Then she asked about his presentiment of happiness on his last evening on earth, and he answered: “I suppose it was given me so I might know that the end of trouble and turmoil was at hand; but I was blind, as you all are, and did not understand.”
She begged him to relate his experiences in the new life from his first moment of consciousness. To this entreaty he replied:
“I will try to do so sometime when I am better instructed than now. As yet I am too new here to tell you what you wish to know. I have much to learn before I can be a safe teacher for anybody.”
To many questions he made neither answer nor apology for his failure to answer. It was plain that he could not, would not or dare not tell much about the life he was now living. Once in response to a particularly direct question bearing on that, he said, with a shade of sadness in the words:
“Wait in patience, and be as happy as you can till your time comes.”

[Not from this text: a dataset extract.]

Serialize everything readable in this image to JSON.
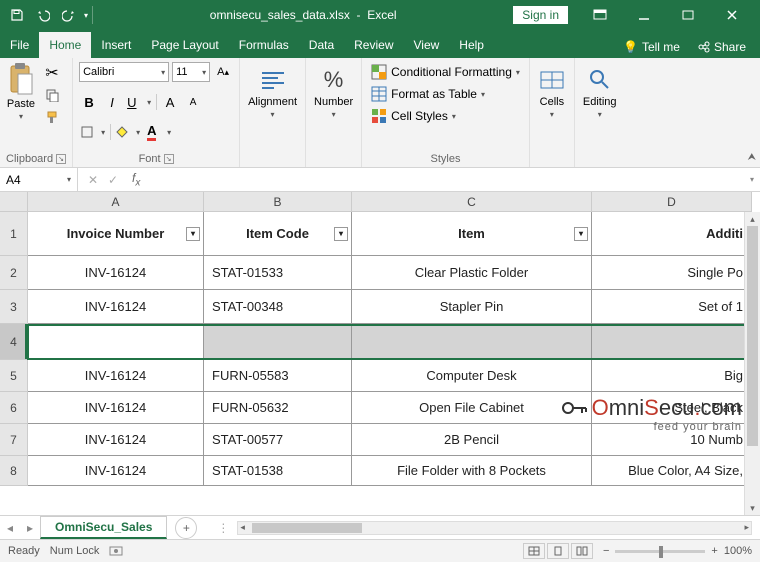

And again: “Could you but see how things are carried on here you would know how foolish some of your questions are.”
From this they gathered that conditions in the unseen world are vastly different from those we are familiar with here, but in what respect they could form no idea.
He had been a strong advocate of cremation. When asked if he still held to his former opinions on that subject, he said:
“To us it makes no difference what is done with the carcass. To you it is important that it does not endanger the public health.”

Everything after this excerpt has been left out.